The forthcoming judicial review (Opponents queue up to attack ‘monstrous intrusion into family’, your report, 7 June) of the named person law heralds a landmark judgment regarding the power of the state over the family.
Increasingly, across Britain, the different jurisdictions are creating new legal definitions of what the perfect child and family should look like. These definitions are becoming so narrow that even the scope for different styles of parenting are being more and more limited. Just last week a new criminal offence of inflicting “emotional harm”, which will be impossible to police fairly, was announced in the Queen’s speech. But Scotland has clearly led the way with intrusive policy by assigning every a child a named person to look after their interests.
There are two key powers that come with the named person.
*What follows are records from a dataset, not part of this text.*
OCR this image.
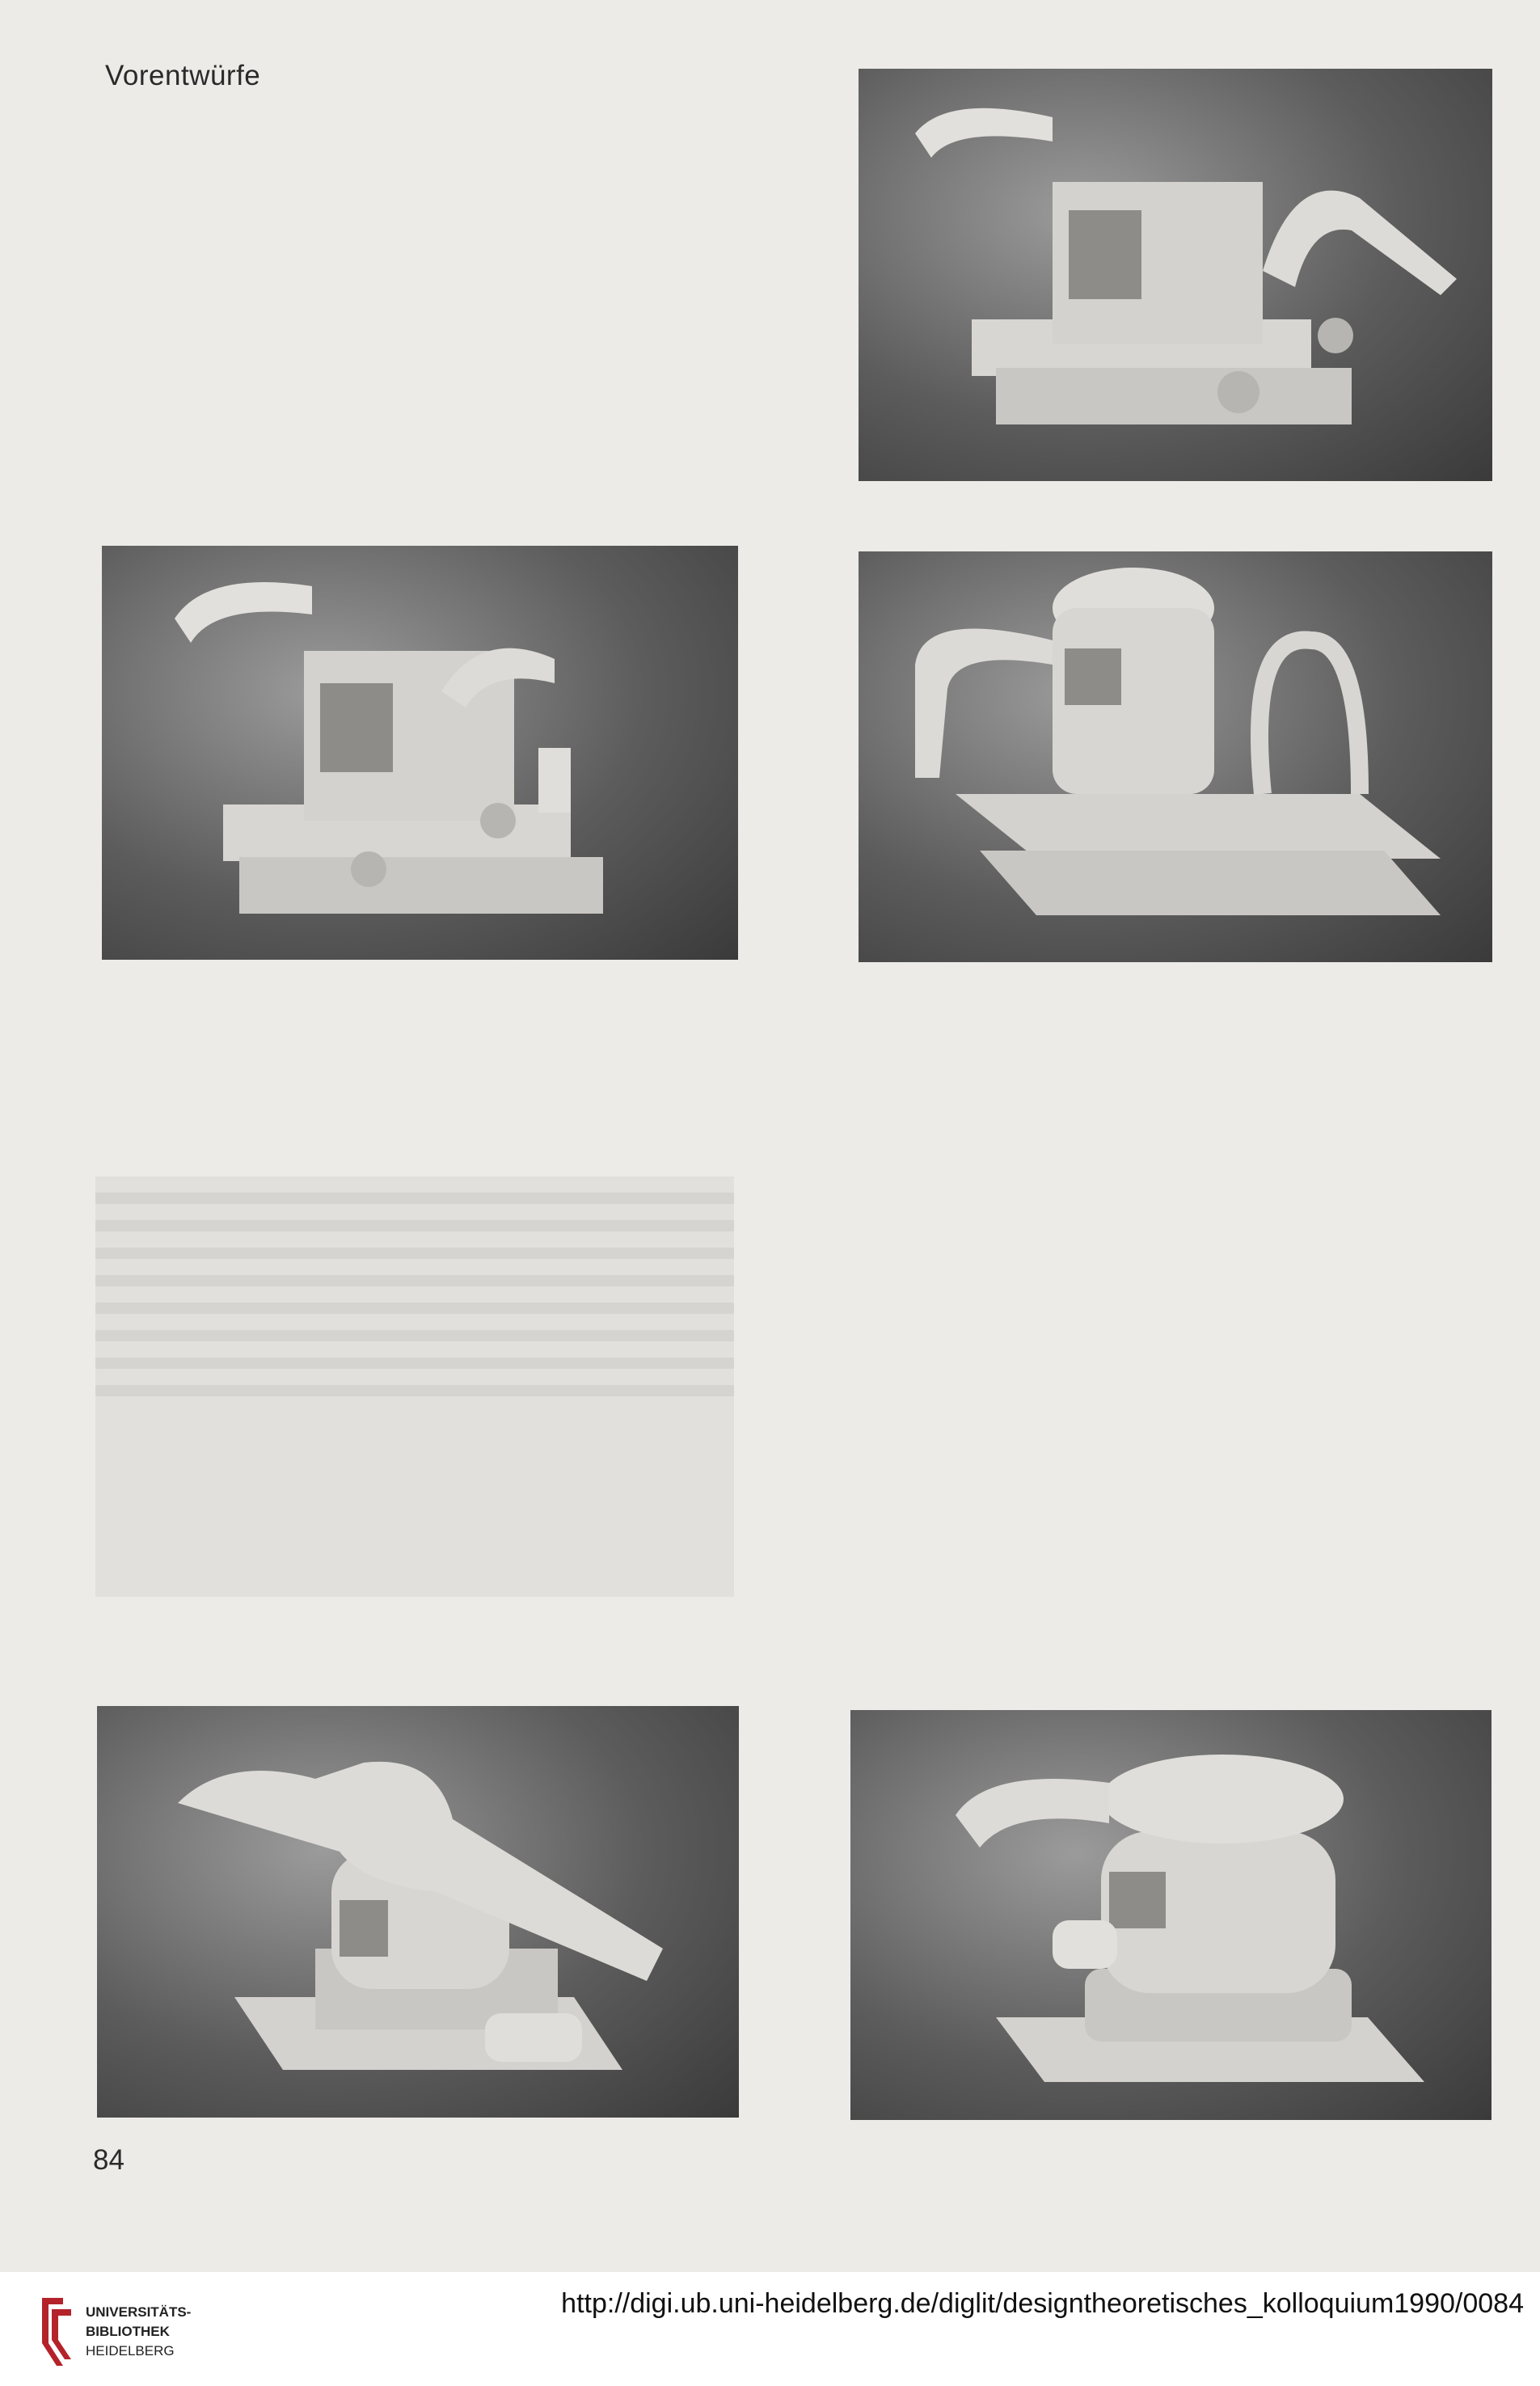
Vorentwürfe
84
UNIVERSITÄTS-
BIBLIOTHEK
HEIDELBERG
http://digi.ub.uni-heidelberg.de/diglit/designtheoretisches_kolloquium1990/0084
First is the power to collect any amount of sensitive and personal information about a child for the widest possible reason.
This power had already been curbed by the landmark 2013 “Haringey Judgment”, which found that child protection services cannot act without the explicit consent of the parents unless there is actual evidence of a child being at risk. Arguably, Scotland should have incorporated this judgment into the power of the named person.
The second key power of the proposed named person law is that parents cannot opt out of having a named person. Outside of the security services, all engagement with state officials is strictly “opt in” unless there is evidence that a law has been broken. Legally, parents can even refuse the services of a health visitor if they so wish.
The major issue that will arise from the judicial review of the named person is the threshold, or line in the sand, at which parents can legally refuse to engage with an official from the state.
If the outcome of the judicial review is that there is no such threshold, then campaigners and parents will have to concede that, in family matters, the state has ultimate sway over a child’s wellbeing and the parents’ decisions count for nothing. It is hard to see how Article 8 of the Human Rights Act, which enshrines the “right to respect for private and family life” supports that concept.
Britain promotes itself internationally as a country with an impeccable human rights policy. Within that context, all eyes will be on the Scottish courts this summer as the role of the state in family matters is determined – not just for Scotland, but also for the rest of Britain.